Neil v. Bank.
Interest on judgments.
Interest on a judgment rendered in this state, on an obligation made and entered into in another state, bears interest according to the law of this state.
(Decided April 11, 1893.)
Error to the Circuit Court of Franklin county.
Suit was brought in the common pleas of Franklin county by the defendant in error, against John B. Neil, upon a promissory note fcr $1,000, bearing interest at the rate of 18 per cent, per annum, executed in the state of Idaho, and where, by the laws of that state, 18 per cent, may be taken and reserved. Judgment was rendered for the amount of the note, with interest at the rate stipulated, 'amounting to $2,612.24, “to bear interest at the rate of 18 per cent, per annum.”
F. F. D. Albery and E. L. Dewitt, for plaintiff in error.
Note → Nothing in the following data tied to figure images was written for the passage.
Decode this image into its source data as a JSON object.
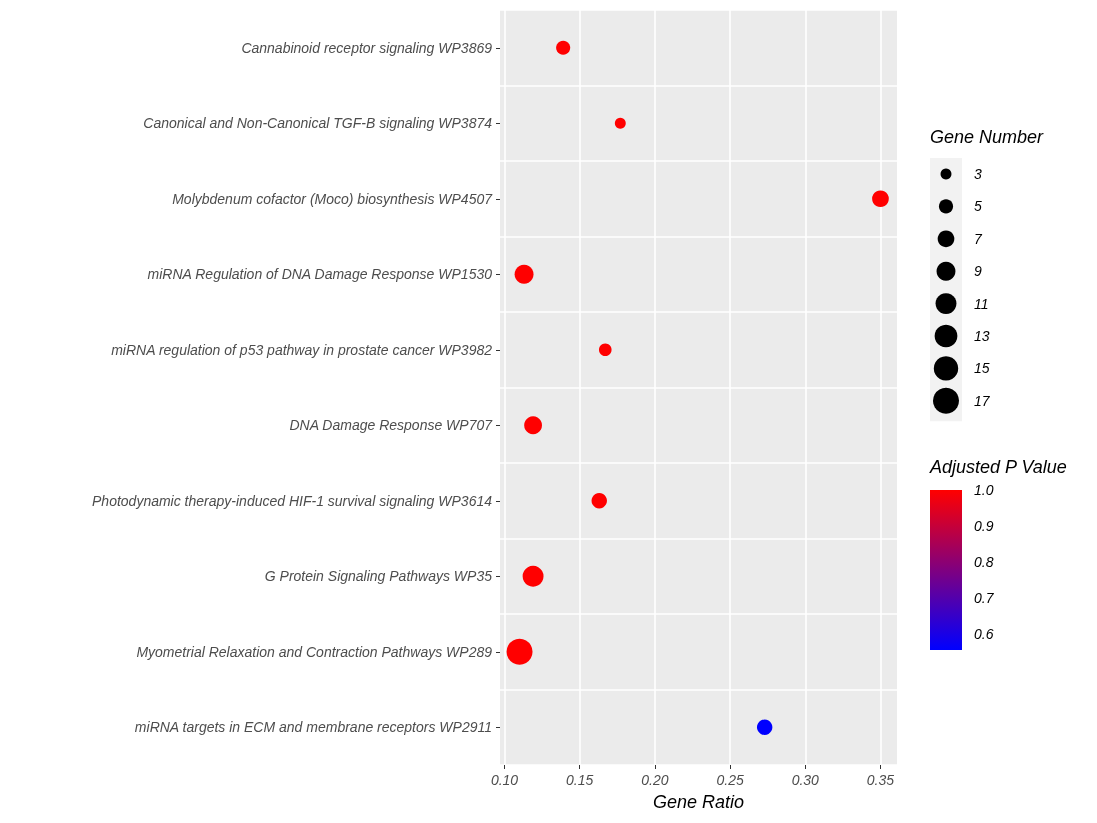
{
  "chart_data": {
    "type": "bubble",
    "xlabel": "Gene Ratio",
    "legend_title": "Gene Number",
    "clabel": "Adjusted P Value",
    "categories": [
      "Cannabinoid receptor signaling WP3869",
      "Canonical and Non-Canonical TGF-B signaling WP3874",
      "Molybdenum cofactor (Moco) biosynthesis WP4507",
      "miRNA Regulation of DNA Damage Response WP1530",
      "miRNA regulation of p53 pathway in prostate cancer WP3982",
      "DNA Damage Response WP707",
      "Photodynamic therapy-induced HIF-1 survival signaling WP3614",
      "G Protein Signaling Pathways WP35",
      "Myometrial Relaxation and Contraction Pathways WP289",
      "miRNA targets in ECM and membrane receptors WP2911"
    ],
    "values": [
      0.139,
      0.177,
      0.35,
      0.113,
      0.167,
      0.119,
      0.163,
      0.119,
      0.11,
      0.273
    ],
    "sizes": [
      5,
      3,
      7,
      9,
      4,
      8,
      6,
      11,
      17,
      6
    ],
    "cvalues": [
      1.0,
      1.0,
      1.0,
      1.0,
      1.0,
      1.0,
      1.0,
      1.0,
      1.0,
      0.555
    ],
    "size_legend": [
      3,
      5,
      7,
      9,
      11,
      13,
      15,
      17
    ],
    "clim": [
      0.555,
      1.0
    ],
    "cticks": [
      0.6,
      0.7,
      0.8,
      0.9,
      {
        "value": 1.0,
        "label": "1.0"
      }
    ],
    "xlim": [
      0.097,
      0.361
    ],
    "xticks": [
      {
        "value": 0.1,
        "label": "0.10"
      },
      {
        "value": 0.15,
        "label": "0.15"
      },
      {
        "value": 0.2,
        "label": "0.20"
      },
      {
        "value": 0.25,
        "label": "0.25"
      },
      {
        "value": 0.3,
        "label": "0.30"
      },
      {
        "value": 0.35,
        "label": "0.35"
      }
    ],
    "orientation": "horizontal",
    "grid": true,
    "marker": "circle"
  }
}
J. T. Holmes, for defendant in error.
By the Court.
At common law a judgment did not bear interest. Freeman on Judgments, § 441. Interest is an incident added by statute. It is given in this state by §§ 3180, 3181, Revised Statutes. By section 3180 judgments rendered on instruments reserving interest at a rate not exceeding eight per cent, per annum, bear interest at the rate stipulated in the instrument; in all other cases the judgment bears interest at the rate of six per cent., § 3181, Revised Statutes. Hence, a judgment rendered in this state upon a note executed in another state bearing interest at a rate, valid by the laws of the state where executed, bul greater than allowed by the laws of this state, bears interest at the rate of 6 per cent. only.
Judgment modified accordingly.
Dickman, J., did not sit in this case.